Enquanto cidadã ativa, envolveu se em diversos projetos de cariz social e solidário, colaborando com instituições na área da reabilitação psicossocial. A sua ligação ao artesanato tornou-se também uma forma de impacto comunitário, sendo fundadora de uma Associação de Artesãos e membro da Federação Portuguesa de Artes e Ofícios, contribuindo para a valorização e preservação das tradições.
Ao longo do seu percurso, participou em inúmeras feiras de artesanato a nível regional e nacional, levando ainda mais longe o nome dos Açores ao representar a região em eventos nos Estados Unidos, Canadá e França. O seu trabalho reflete não só técnica, mas também identidade cultural e partilha. Detentora de Carta de Artesã e responsável por uma Unidade Produtiva Artesanal, domina várias áreas do artesanato e é também Formadora Certificada, transmitindo o seu conhecimento a novas gerações.
O processo onde a arte ganha forma é totalmente manual e revela o cuidado presente em cada peça.
A criação começa com azulejo vidrado cru.

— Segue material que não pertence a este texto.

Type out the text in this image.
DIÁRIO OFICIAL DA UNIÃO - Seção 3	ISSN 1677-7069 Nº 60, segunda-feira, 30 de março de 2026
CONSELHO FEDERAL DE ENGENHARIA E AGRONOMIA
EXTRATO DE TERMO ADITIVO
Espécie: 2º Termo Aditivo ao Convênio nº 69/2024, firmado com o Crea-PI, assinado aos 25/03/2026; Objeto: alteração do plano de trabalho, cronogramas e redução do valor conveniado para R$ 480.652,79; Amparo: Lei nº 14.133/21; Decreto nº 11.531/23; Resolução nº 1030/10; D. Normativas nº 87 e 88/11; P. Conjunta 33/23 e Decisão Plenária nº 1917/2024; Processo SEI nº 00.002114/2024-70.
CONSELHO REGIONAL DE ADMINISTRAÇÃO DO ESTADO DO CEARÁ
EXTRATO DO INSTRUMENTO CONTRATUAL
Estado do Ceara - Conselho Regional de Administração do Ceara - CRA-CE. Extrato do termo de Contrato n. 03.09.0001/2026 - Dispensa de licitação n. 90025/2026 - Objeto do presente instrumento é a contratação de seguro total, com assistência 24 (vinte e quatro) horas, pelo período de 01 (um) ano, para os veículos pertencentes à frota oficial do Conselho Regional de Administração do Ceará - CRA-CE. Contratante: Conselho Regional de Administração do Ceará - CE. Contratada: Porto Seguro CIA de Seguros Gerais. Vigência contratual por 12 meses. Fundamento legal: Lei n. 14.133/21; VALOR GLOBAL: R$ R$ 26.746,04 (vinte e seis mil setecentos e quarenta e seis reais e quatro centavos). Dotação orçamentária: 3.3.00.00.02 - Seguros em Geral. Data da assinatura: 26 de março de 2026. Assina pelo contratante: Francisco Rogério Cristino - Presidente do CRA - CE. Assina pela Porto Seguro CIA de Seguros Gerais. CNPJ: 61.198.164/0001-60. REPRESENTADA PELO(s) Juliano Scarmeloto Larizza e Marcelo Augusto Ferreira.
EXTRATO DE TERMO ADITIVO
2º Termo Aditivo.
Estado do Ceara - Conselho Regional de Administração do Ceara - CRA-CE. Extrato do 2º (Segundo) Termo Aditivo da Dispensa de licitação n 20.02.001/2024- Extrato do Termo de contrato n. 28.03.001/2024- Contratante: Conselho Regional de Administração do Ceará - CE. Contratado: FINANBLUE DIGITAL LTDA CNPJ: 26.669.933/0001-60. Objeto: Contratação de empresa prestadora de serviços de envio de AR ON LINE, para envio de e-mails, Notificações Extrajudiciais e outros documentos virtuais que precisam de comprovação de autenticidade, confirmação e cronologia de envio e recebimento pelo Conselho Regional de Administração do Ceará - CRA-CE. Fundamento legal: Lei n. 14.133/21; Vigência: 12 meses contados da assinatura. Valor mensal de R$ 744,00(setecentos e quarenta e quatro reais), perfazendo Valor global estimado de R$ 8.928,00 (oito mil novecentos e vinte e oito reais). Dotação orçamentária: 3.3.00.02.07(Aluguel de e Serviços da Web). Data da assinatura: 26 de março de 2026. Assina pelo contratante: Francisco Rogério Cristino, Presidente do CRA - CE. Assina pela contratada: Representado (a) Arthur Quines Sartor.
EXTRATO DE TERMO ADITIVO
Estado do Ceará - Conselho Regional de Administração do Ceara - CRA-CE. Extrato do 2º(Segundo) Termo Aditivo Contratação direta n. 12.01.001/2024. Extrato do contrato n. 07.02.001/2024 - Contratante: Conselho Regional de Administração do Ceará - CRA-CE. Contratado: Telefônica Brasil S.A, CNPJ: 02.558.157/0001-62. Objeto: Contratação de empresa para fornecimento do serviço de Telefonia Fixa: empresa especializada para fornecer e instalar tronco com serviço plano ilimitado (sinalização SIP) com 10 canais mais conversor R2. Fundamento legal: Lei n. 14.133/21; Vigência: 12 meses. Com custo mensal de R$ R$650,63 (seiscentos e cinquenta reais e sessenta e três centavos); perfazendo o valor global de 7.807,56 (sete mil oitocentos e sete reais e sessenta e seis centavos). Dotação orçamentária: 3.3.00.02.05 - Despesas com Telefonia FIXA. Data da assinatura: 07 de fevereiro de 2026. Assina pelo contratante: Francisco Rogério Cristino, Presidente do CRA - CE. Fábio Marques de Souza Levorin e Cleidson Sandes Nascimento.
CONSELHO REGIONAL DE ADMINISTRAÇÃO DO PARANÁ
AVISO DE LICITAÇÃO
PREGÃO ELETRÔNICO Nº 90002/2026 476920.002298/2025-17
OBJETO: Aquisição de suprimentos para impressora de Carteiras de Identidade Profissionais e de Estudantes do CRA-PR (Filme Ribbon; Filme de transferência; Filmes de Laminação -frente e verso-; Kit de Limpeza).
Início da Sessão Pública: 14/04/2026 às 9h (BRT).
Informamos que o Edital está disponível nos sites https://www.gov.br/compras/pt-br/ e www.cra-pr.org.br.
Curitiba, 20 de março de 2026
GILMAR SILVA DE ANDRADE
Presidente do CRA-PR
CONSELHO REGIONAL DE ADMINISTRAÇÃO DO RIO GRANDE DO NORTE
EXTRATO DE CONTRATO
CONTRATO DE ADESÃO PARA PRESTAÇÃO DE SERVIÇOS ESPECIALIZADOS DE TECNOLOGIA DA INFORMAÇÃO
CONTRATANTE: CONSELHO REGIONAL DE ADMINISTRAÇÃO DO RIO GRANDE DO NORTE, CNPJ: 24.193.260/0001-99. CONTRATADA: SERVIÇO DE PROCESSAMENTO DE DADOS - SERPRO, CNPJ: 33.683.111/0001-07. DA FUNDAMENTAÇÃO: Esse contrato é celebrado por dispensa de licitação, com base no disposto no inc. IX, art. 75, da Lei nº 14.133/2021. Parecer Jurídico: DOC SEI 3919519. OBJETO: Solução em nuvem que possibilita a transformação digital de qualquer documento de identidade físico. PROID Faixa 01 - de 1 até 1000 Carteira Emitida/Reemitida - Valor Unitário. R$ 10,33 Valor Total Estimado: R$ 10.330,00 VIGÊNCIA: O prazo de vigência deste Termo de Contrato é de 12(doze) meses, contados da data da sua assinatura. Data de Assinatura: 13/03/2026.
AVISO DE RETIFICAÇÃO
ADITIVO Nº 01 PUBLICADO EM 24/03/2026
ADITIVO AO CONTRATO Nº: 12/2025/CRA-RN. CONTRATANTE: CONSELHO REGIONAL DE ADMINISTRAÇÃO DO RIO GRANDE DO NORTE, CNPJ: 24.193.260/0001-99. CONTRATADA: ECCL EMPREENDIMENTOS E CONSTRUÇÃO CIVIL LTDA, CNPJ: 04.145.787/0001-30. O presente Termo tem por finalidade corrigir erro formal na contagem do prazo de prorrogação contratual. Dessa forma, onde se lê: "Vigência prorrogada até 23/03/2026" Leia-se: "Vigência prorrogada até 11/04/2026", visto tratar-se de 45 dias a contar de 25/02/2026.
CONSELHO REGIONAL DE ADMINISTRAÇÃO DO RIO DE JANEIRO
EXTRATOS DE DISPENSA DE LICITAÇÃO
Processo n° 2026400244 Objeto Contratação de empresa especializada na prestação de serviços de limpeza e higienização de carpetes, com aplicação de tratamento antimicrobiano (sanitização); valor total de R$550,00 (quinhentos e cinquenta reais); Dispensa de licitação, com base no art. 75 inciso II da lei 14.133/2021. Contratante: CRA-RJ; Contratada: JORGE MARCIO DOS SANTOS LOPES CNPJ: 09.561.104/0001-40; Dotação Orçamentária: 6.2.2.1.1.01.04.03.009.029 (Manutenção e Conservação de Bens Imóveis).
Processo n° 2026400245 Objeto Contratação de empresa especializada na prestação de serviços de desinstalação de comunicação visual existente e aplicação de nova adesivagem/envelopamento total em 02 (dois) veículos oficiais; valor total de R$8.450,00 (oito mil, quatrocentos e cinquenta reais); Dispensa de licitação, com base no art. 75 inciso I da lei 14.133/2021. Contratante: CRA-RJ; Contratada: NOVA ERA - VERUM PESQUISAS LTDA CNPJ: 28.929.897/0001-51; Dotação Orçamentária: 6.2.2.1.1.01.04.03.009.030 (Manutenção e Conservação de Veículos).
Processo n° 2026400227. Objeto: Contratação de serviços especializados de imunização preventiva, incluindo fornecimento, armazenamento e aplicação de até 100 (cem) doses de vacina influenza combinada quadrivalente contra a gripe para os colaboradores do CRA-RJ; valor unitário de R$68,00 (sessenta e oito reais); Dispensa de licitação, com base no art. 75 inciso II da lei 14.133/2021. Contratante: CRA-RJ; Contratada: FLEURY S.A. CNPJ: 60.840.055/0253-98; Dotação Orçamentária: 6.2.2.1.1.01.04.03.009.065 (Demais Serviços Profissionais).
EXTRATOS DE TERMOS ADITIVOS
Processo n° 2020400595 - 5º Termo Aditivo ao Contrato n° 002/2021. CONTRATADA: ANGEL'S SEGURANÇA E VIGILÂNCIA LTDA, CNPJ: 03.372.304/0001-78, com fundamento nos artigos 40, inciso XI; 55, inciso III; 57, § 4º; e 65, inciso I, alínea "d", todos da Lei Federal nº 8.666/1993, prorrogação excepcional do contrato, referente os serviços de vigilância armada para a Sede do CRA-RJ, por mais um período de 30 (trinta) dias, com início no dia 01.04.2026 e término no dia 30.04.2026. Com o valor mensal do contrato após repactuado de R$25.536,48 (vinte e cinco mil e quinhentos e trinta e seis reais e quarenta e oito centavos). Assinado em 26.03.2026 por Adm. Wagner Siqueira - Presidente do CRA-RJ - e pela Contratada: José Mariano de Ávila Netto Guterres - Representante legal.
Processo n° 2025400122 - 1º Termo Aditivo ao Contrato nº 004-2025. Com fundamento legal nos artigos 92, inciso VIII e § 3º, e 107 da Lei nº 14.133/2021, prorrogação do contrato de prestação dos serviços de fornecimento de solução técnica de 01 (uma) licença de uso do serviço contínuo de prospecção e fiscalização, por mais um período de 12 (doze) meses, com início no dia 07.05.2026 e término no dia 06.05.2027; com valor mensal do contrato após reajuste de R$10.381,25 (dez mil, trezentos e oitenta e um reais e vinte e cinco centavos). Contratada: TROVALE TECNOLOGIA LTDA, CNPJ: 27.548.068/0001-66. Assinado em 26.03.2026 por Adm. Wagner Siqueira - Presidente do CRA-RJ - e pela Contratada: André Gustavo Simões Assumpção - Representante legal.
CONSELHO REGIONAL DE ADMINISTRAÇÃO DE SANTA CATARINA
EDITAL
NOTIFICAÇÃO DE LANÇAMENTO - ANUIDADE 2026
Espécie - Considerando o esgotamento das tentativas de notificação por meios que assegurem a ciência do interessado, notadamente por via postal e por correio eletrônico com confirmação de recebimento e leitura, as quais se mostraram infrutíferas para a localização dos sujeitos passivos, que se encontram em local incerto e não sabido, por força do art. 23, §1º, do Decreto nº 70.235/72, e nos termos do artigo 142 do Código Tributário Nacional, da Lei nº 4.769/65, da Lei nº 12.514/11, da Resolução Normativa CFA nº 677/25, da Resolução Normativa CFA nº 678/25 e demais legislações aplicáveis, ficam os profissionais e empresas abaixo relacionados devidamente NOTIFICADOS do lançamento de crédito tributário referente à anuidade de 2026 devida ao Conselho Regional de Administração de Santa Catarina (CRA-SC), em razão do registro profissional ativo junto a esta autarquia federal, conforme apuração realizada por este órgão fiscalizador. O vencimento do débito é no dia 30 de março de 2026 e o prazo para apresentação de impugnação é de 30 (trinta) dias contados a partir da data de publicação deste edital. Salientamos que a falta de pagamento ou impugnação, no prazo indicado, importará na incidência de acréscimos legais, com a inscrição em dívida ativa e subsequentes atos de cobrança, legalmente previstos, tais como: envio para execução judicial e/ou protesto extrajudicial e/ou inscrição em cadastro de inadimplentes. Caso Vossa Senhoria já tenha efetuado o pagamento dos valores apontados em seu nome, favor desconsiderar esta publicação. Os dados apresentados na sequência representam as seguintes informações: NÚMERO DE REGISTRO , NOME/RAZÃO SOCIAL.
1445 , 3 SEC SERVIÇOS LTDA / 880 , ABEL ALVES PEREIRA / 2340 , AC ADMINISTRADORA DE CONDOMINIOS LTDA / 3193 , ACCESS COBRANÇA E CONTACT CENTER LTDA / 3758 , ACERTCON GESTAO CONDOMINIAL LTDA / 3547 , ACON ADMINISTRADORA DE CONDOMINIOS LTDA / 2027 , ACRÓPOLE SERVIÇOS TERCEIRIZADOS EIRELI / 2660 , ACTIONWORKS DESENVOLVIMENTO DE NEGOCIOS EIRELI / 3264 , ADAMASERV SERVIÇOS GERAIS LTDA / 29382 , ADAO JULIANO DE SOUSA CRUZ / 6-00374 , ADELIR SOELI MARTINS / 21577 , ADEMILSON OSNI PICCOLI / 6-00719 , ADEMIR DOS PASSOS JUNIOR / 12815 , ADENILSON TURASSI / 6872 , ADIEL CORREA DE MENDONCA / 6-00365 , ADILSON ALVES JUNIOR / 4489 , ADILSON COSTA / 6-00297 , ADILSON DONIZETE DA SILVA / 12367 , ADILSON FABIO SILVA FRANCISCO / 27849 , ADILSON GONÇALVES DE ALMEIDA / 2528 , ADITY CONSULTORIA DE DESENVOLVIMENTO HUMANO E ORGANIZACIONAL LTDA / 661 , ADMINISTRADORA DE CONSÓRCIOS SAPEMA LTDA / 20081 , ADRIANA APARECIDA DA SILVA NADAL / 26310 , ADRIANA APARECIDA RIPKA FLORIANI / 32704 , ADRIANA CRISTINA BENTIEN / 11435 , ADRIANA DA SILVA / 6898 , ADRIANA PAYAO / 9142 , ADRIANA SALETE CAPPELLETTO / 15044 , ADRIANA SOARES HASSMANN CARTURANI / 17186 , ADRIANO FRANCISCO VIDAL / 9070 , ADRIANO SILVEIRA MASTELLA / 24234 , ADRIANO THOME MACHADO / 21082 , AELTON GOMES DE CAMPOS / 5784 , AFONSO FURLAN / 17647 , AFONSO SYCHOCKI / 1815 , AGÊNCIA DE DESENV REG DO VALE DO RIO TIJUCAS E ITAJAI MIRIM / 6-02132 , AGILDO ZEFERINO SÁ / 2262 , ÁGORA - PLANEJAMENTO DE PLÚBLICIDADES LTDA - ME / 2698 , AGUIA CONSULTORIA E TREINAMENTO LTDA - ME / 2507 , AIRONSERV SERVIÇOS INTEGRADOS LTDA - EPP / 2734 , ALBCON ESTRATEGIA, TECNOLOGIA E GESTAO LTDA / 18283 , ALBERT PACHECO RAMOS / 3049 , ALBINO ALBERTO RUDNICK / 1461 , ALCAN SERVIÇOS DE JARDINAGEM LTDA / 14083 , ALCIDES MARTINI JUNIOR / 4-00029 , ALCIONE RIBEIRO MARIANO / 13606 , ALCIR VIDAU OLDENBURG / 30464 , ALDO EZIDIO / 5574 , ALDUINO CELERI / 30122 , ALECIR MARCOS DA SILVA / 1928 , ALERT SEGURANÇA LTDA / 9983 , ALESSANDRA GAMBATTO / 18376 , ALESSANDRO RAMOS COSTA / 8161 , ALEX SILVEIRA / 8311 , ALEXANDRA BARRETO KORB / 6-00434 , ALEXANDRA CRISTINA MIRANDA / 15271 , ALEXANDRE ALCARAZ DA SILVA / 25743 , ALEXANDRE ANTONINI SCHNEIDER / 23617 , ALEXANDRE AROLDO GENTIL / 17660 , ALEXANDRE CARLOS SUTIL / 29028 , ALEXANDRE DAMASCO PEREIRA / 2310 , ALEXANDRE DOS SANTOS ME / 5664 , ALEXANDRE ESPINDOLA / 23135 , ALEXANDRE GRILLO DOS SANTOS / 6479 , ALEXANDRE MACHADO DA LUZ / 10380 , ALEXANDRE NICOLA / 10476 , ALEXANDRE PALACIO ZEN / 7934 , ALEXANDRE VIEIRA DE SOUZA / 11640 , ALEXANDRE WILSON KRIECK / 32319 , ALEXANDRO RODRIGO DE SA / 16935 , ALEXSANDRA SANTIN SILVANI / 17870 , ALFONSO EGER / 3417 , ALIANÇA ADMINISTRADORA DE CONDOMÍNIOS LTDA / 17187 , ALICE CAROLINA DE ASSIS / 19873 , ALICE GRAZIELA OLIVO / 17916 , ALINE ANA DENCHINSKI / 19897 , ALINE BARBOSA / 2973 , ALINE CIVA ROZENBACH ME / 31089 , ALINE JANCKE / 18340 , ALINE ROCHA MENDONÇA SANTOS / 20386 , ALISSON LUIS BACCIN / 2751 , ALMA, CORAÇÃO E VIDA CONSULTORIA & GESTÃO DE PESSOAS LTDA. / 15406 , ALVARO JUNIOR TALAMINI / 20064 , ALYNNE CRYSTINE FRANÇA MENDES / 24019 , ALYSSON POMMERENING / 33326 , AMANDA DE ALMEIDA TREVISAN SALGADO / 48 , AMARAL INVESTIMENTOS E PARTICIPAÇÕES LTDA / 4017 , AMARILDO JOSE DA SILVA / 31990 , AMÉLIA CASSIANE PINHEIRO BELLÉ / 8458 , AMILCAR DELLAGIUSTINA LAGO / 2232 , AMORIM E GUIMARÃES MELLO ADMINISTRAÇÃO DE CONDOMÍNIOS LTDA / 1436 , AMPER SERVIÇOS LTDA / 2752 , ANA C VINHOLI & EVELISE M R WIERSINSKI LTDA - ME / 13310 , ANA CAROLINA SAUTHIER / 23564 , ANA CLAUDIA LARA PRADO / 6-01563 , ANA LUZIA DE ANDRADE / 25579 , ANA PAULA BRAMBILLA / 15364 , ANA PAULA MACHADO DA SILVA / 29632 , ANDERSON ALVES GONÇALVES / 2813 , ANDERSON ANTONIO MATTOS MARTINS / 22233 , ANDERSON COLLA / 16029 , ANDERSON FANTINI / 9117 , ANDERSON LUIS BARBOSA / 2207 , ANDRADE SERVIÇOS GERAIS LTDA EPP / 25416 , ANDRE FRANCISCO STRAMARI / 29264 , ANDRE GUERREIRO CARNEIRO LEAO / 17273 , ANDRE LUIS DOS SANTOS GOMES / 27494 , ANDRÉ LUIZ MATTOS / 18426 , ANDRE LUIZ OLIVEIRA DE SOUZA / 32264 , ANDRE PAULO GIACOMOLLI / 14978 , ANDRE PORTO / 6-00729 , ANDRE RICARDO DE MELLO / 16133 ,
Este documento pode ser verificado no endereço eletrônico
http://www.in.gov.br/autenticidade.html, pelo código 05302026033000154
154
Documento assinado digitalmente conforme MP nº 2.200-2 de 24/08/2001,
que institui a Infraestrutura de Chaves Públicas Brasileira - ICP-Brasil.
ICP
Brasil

Antes de qualquer intervenção, cada peça é cuidadosamente lixada em todos os lados, garantindo um acabamento mais suave e uniforme. Segue se a fase mais expressiva, a pintura livre, onde a artesã aplica pigmentos cerâmicos de várias cores, dando vida a composições únicas, sendo que nenhuma peça é exatamente igual à outra.
Depois de pintados, os azulejos são levados ao forno cerâmico, conhecido como mufla, onde são cozidos a temperaturas que podem atingir ou ultrapassar os 1000 graus centígrados, em função das cores utilizadas. Este processo exige precisão e experiência, pois o calor transforma e fixa os pigmentos na superfície.
Entre a cozedura e o arrefecimento podem decorrer cerca de 12 horas, um tempo de espera que faz parte da essência do trabalho artesanal.
Mais do que técnica e materiais, há algo que atravessa todas as etapas a dedicação. Em cada peça, a artesã entrega não só o seu saber, mas também muito amor e uma ligação profunda ao que cria.
A chegada destas peças marca também um novo passo para a nossa loja. Com o objetivo de valorizar o artesanato local e dar visibilidade ao talento existente em São Miguel, começamos agora a integrar e a comercializar produtos de artesãos da ilha. Esta coleção surge como parte dessa iniciativa, aproximando quem cria de quem valoriza o feito à mão.
As bases de copo em azulejo são, assim, mais do que simples objetos decorativos. São o resultado de um percurso de vida, de uma prática artesanal consciente e de um compromisso com a valorização da arte local.

Num mundo dominado pela produção em massa, estas peças afirmam o valor do tempo, da autenticidade e do trabalho feito à mão, celebrando a arte, a cultura e as histórias que merecem ser contadas.